The Washington Post, Wall Street Journal's world-wide newsbox, and New York Timesall lead with about 200 rockets hitting Israel and killing eight civilians. Another four soldiers died in fighting near the border after missiles hit their tanks. It was the deadliest day for Israel so far. The Los Angeles Timesand USA Todaylead with top generals telling senators that civil war sure is a possibility in Iraq. "I believe that the sectarian violence is probably as bad as I've seen it," said Gen. John Abizaid, commander of U.S. forces in the Mideast. "If not stopped, it is possible that Iraq could move towards civil war."
Everybody flags Hez chief Nasrallah's TV appearance in which he said that if Beirut is bombed, "We will bomb Tel Aviv." (Israeli airstrikes have mostly stuck to Beirut's suburbs, which Israel hit again this morning.) Nasrallah also insisted that Israel's offensive is being done with "American orders, American arms and American rockets." Finally, he said Hezbollah will stop its rocket attacks if Israel stops its airstrikes.

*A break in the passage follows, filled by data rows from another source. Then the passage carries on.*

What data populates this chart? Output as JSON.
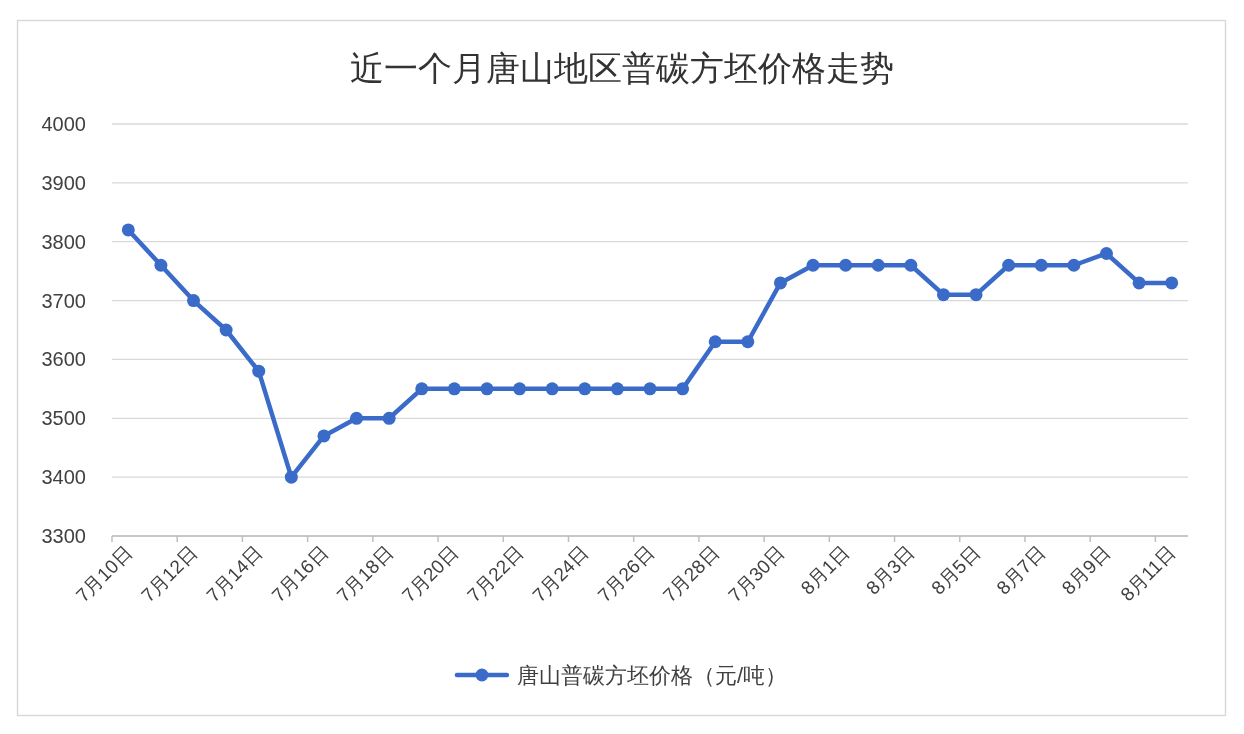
{
  "chart_data": {
    "type": "line",
    "title": "近一个月唐山地区普碳方坯价格走势",
    "categories": [
      "7月10日",
      null,
      "7月12日",
      null,
      "7月14日",
      null,
      "7月16日",
      null,
      "7月18日",
      null,
      "7月20日",
      null,
      "7月22日",
      null,
      "7月24日",
      null,
      "7月26日",
      null,
      "7月28日",
      null,
      "7月30日",
      null,
      "8月1日",
      null,
      "8月3日",
      null,
      "8月5日",
      null,
      "8月7日",
      null,
      "8月9日",
      null,
      "8月11日"
    ],
    "series": [
      {
        "name": "唐山普碳方坯价格（元/吨）",
        "color": "#3a6bc9",
        "values": [
          3820,
          3760,
          3700,
          3650,
          3580,
          3400,
          3470,
          3500,
          3500,
          3550,
          3550,
          3550,
          3550,
          3550,
          3550,
          3550,
          3550,
          3550,
          3630,
          3630,
          3730,
          3760,
          3760,
          3760,
          3760,
          3710,
          3710,
          3760,
          3760,
          3760,
          3780,
          3730,
          3730
        ]
      }
    ],
    "ylim": [
      3300,
      4000
    ],
    "yticks": [
      3300,
      3400,
      3500,
      3600,
      3700,
      3800,
      3900,
      4000
    ],
    "grid": "y",
    "legend": "bottom",
    "marker": "circle",
    "line_style": "solid"
  }
}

In response, a "senior Israeli defense source" told Israeli TV, "If Tel Aviv is attacked, Lebanese national infrastructure will be destroyed."
According to Haaretz, Israel's defense minister is pushing to create a buffer zone all the way to the Litani River—about 15 miles north of the border—while Prime Minister Olmert reportedly isn't into the idea.

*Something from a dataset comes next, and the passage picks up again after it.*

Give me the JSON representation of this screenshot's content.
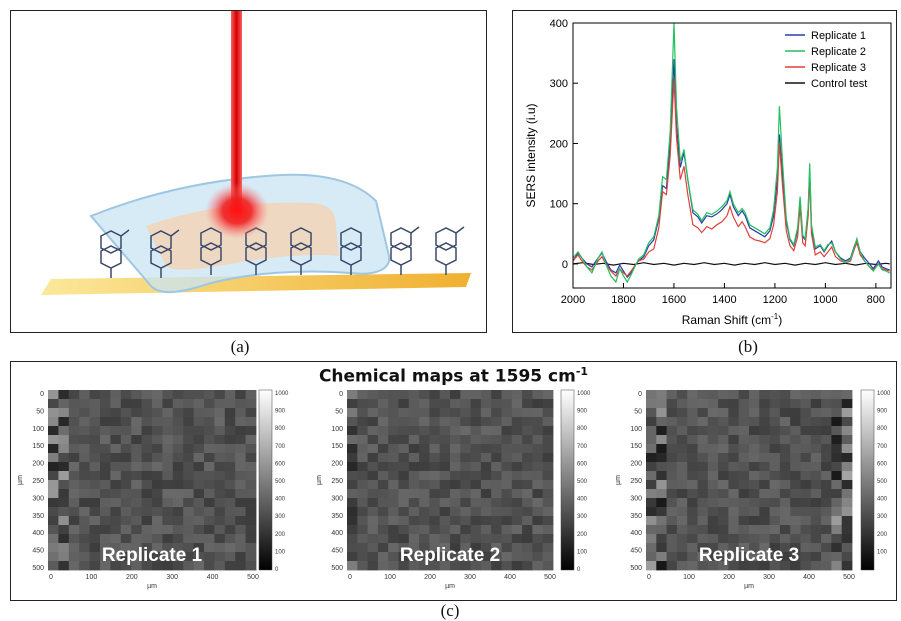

Israel's Cabinet already approved a four-mile-deep buffer zone, but the Post, citing U.N. observers, says Israel has a long way to go to actually control it: Its soldiers "appeared to be struggling," says the paper. "Most of the day's fighting took place within two miles of the frontier and sometimes only a few hundred yards from it." U.N. officials said Israel was launching raids and not holding land. "It's pinpoint activity," said one official. "They're not occupying territory."

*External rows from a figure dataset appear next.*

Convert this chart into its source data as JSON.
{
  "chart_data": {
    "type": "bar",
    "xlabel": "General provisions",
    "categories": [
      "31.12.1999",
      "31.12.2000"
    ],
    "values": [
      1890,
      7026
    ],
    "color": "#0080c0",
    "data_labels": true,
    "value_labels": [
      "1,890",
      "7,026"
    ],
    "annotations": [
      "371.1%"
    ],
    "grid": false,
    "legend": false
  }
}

Most of Hezbollah's rockets landed within one hour yesterday, which, as the Post suggests, is further evidence that Hezbollah units can still coordinate. (Hezbollah launched one volley, waited a bit, and then launched a much bigger barrage: Four Israelis who had left shelters assuming that the attack was over were killed.)
The Wall Street Journal says a Security Council resolution to end the fighting is "in sight." The Post has a slightly different view, declaring the diplomacy "stalemated." The various positions: France wants an international force, which it will likely lead, to come in after Hezbollah gives the nod. The U.S. wants a force that could go against Hezbollah. Israel said it's sticking around until an international force replaces it. And Hezbollah now says it won't go for a cease-fire until all Israeli troops leave Lebanon. Got it?
The NYT goes above-the-fold with a piece looking at the "question of prisoners held by Israel." It's a good thing to check out, since Hezbollah has long said one of its top aims is to free some of those prisoners. But the Times glides right by a key question: On what basis are the prisoners being held? What kinds of charges—if any—have most of them faced?
Eights Palestinians—five militants and three civilians, including a 12-year-old boy—were killed in fighting in southern Gaza.
The NYT calls the tone of the generals' testimony "strikingly grimmer than the Pentagon's previous assessments." As the LAT notes, back in March Gen. Abizaid assured senators, "Iraq remains a long way from civil war."